Uncovering protein structure via X-Ray Crystallography or NMR is an inherently time-consuming process. This bottleneck in structure determination is one area where SAXS shows its strength as a structural technique; data acquisition for a single SAXS experiment can take less than an hour and with the help of streamlined analysis software, analysis can be done quickly and efficiently. SAXS has the potential to greatly increase throughput of structural studies as a stand-alone technique because it offers a low-resolution model of the macromolecular structure before high-resolution data is available. A barrier to other structural techniques is the requirement for a highly pure, concentrated sample for data acquisition, which necessitates a high level of protein expression and stability over a long period of time. While SAXS samples also need to be pure and concentrated, the sample volumes are roughly 100 µL making SAXS a relatively inexpensive method of analysis compared to other structural techniques. Moreover, SAXS coupled with size exclusion chromatography is becoming increasingly common which provides an additional quality control step.
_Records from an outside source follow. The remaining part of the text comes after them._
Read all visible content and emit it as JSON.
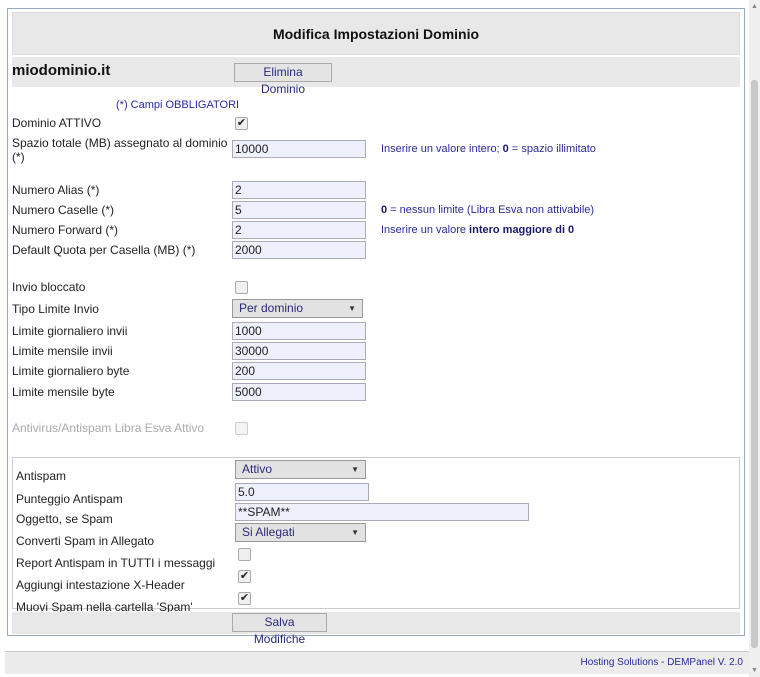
{
  "title": "Modifica Impostazioni Dominio",
  "domain": {
    "name": "miodominio.it",
    "delete_label": "Elimina Dominio"
  },
  "required_note": "(*) Campi OBBLIGATORI",
  "fields": {
    "dominio_attivo": {
      "label": "Dominio ATTIVO",
      "checked": true
    },
    "spazio_totale": {
      "label_line1": "Spazio totale (MB) assegnato al dominio",
      "label_line2": "(*)",
      "value": "10000"
    },
    "spazio_hint_pre": "Inserire un valore intero; ",
    "spazio_hint_bold": "0",
    "spazio_hint_post": " = spazio illimitato",
    "numero_alias": {
      "label": "Numero Alias (*)",
      "value": "2"
    },
    "numero_caselle": {
      "label": "Numero Caselle (*)",
      "value": "5"
    },
    "caselle_hint_bold": "0",
    "caselle_hint_post": " = nessun limite (Libra Esva non attivabile)",
    "numero_forward": {
      "label": "Numero Forward (*)",
      "value": "2"
    },
    "forward_hint_pre": "Inserire un valore ",
    "forward_hint_bold": "intero maggiore di 0",
    "default_quota": {
      "label": "Default Quota per Casella (MB) (*)",
      "value": "2000"
    },
    "invio_bloccato": {
      "label": "Invio bloccato",
      "checked": false
    },
    "tipo_limite": {
      "label": "Tipo Limite Invio",
      "value": "Per dominio"
    },
    "limite_giornaliero_invii": {
      "label": "Limite giornaliero invii",
      "value": "1000"
    },
    "limite_mensile_invii": {
      "label": "Limite mensile invii",
      "value": "30000"
    },
    "limite_giornaliero_byte": {
      "label": "Limite giornaliero byte",
      "value": "200"
    },
    "limite_mensile_byte": {
      "label": "Limite mensile byte",
      "value": "5000"
    },
    "antivirus": {
      "label": "Antivirus/Antispam Libra Esva Attivo",
      "checked": false,
      "disabled": true
    }
  },
  "spam": {
    "antispam": {
      "label": "Antispam",
      "value": "Attivo"
    },
    "punteggio": {
      "label": "Punteggio Antispam",
      "value": "5.0"
    },
    "oggetto": {
      "label": "Oggetto, se Spam",
      "value": "**SPAM**"
    },
    "converti": {
      "label": "Converti Spam in Allegato",
      "value": "Si Allegati"
    },
    "report": {
      "label": "Report Antispam in TUTTI i messaggi",
      "checked": false
    },
    "xheader": {
      "label": "Aggiungi intestazione X-Header",
      "checked": true
    },
    "muovi": {
      "label": "Muovi Spam nella cartella 'Spam'",
      "checked": true
    }
  },
  "save_label": "Salva Modifiche",
  "footer": "Hosting Solutions - DEMPanel V. 2.0",
  "colors": {
    "accent": "#2a2a9a",
    "input_bg": "#eef0fc",
    "bar_bg": "#e8e8e8"
  }
}
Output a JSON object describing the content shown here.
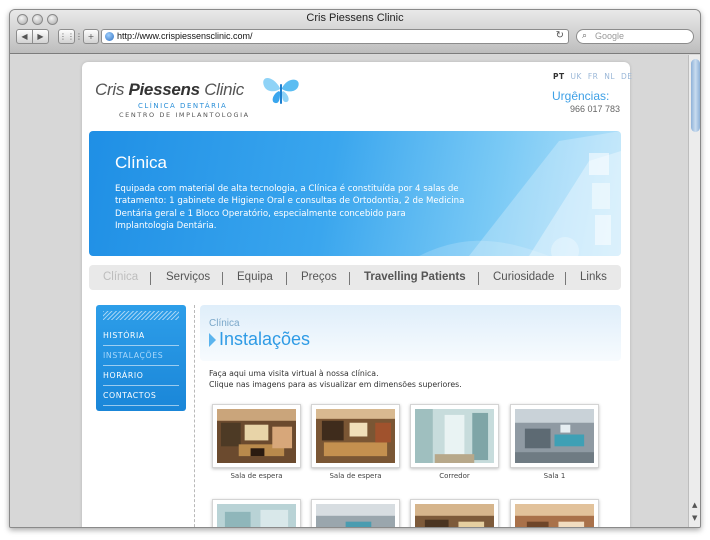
{
  "browser": {
    "window_title": "Cris Piessens Clinic",
    "url": "http://www.crispiessensclinic.com/",
    "search_placeholder": "Google"
  },
  "header": {
    "logo": {
      "name_light": "Cris ",
      "name_bold": "Piessens",
      "name_end": " Clinic",
      "line1": "CLÍNICA DENTÁRIA",
      "line2": "CENTRO DE IMPLANTOLOGIA"
    },
    "languages": [
      "PT",
      "UK",
      "FR",
      "NL",
      "DE"
    ],
    "active_language": "PT",
    "urgencies_label": "Urgências:",
    "urgencies_phone": "966 017 783"
  },
  "hero": {
    "title": "Clínica",
    "text": "Equipada com material de alta tecnologia, a Clínica é constituída por 4 salas de tratamento: 1 gabinete de Higiene Oral e consultas de Ortodontia, 2 de Medicina Dentária geral e 1 Bloco Operatório, especialmente concebido para Implantologia Dentária."
  },
  "nav": {
    "items": [
      "Clínica",
      "Serviços",
      "Equipa",
      "Preços",
      "Travelling Patients",
      "Curiosidade",
      "Links"
    ],
    "active": "Clínica"
  },
  "sidebar": {
    "items": [
      "HISTÓRIA",
      "INSTALAÇÕES",
      "HORÁRIO",
      "CONTACTOS"
    ],
    "current": "INSTALAÇÕES"
  },
  "content": {
    "breadcrumb": "Clínica",
    "title": "Instalações",
    "intro_line1": "Faça aqui uma visita virtual à nossa clínica.",
    "intro_line2": "Clique nas imagens para as visualizar em dimensões superiores."
  },
  "gallery": [
    {
      "caption": "Sala de espera"
    },
    {
      "caption": "Sala de espera"
    },
    {
      "caption": "Corredor"
    },
    {
      "caption": "Sala 1"
    },
    {
      "caption": ""
    },
    {
      "caption": ""
    },
    {
      "caption": ""
    },
    {
      "caption": ""
    }
  ],
  "colors": {
    "accent": "#2f9be5",
    "sidebar": "#1f8fe0",
    "nav_bg": "#e9e9e9"
  }
}
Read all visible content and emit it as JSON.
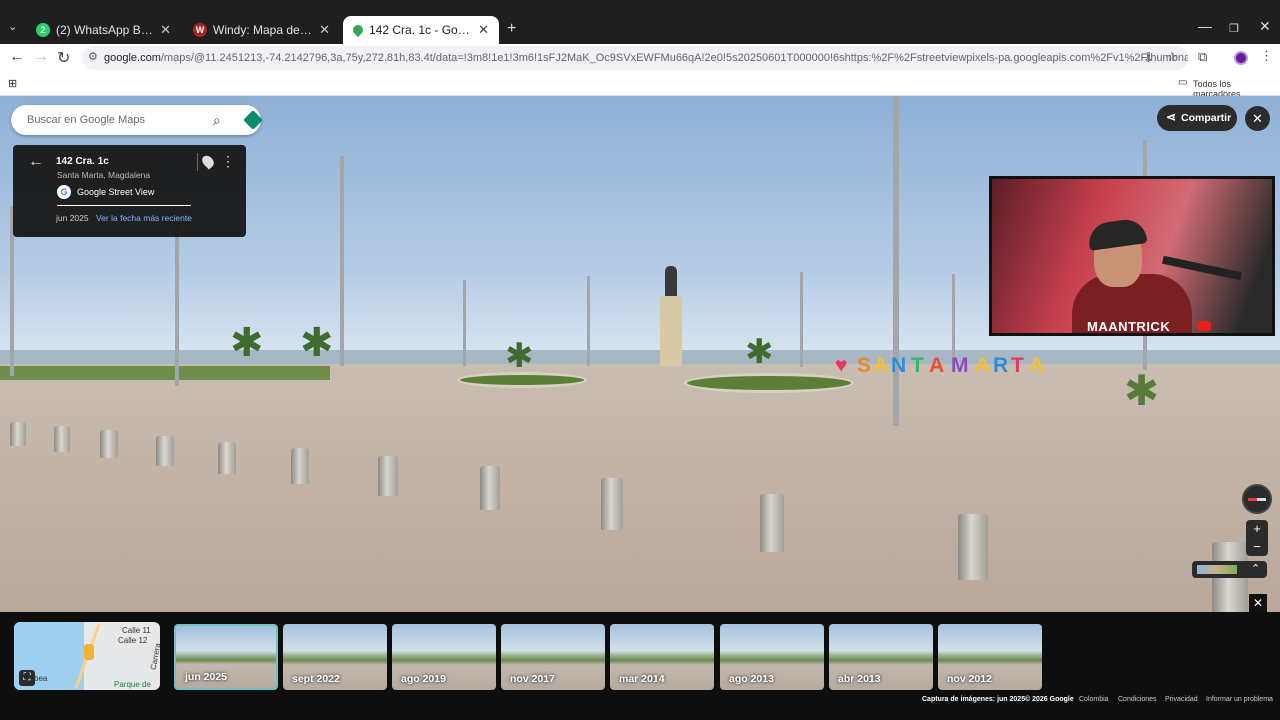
{
  "browser": {
    "tabs": [
      {
        "title": "(2) WhatsApp Business",
        "badge": "2",
        "favicon_color": "#25D366"
      },
      {
        "title": "Windy: Mapa de viento y pronó",
        "badge": "W",
        "favicon_color": "#b22222"
      },
      {
        "title": "142 Cra. 1c - Google Maps",
        "badge": "",
        "favicon_color": "#34a853"
      }
    ],
    "new_tab": "+",
    "url_domain": "google.com",
    "url_rest": "/maps/@11.2451213,-74.2142796,3a,75y,272.81h,83.4t/data=!3m8!1e1!3m6!1sFJ2MaK_Oc9SVxEWFMu66qA!2e0!5s20250601T000000!6shttps:%2F%2Fstreetviewpixels-pa.googleapis.com%2Fv1%2Fthumbnail%3Fcb_client%3Dmaps_sv.tacti...",
    "bookmarks_label": "Todos los marcadores"
  },
  "maps": {
    "search_placeholder": "Buscar en Google Maps",
    "place": {
      "name": "142 Cra. 1c",
      "city": "Santa Marta, Magdalena",
      "source": "Google Street View",
      "date": "jun 2025",
      "latest_link": "Ver la fecha más reciente"
    },
    "share_label": "Compartir",
    "close_symbol": "✕",
    "zoom_in": "+",
    "zoom_out": "−"
  },
  "scene": {
    "sign_letters": [
      "♥",
      "S",
      "A",
      "N",
      "T",
      "A",
      "M",
      "A",
      "R",
      "T",
      "A"
    ]
  },
  "webcam": {
    "label": "MAANTRICK"
  },
  "minimap": {
    "labels": [
      "Calle 11",
      "Calle 12",
      "Carrera",
      "Parque de",
      "bea"
    ]
  },
  "timeline": [
    {
      "label": "jun 2025",
      "active": true
    },
    {
      "label": "sept 2022",
      "active": false
    },
    {
      "label": "ago 2019",
      "active": false
    },
    {
      "label": "nov 2017",
      "active": false
    },
    {
      "label": "mar 2014",
      "active": false
    },
    {
      "label": "ago 2013",
      "active": false
    },
    {
      "label": "abr 2013",
      "active": false
    },
    {
      "label": "nov 2012",
      "active": false
    }
  ],
  "footer": {
    "capture": "Captura de imágenes: jun 2025",
    "copyright": "© 2026 Google",
    "country": "Colombia",
    "terms": "Condiciones",
    "privacy": "Privacidad",
    "report": "Informar un problema"
  }
}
Recently there has been strong advances in the combination of NMR and SAXS data using the Ensemble Optimization Method (EOM)45,46 to elucidate flexible systems. In a recent paper by Mertens and Svergun47, the authors describe multiple recent examples of EOM SAXS in combination with NMR, along with many other examples of SAXS data being used in conjunction with NMR. Advances are continually being made in the field of SAXS, and new techniques are being developed for SAXS to be used in conjunction with, not just complimentary to, other structural techniques. Consequently, we believe that the demand for SAXS will only increase over time, especially in conjunction with NMR to characterize dynamic systems where functions are defined by flexibility.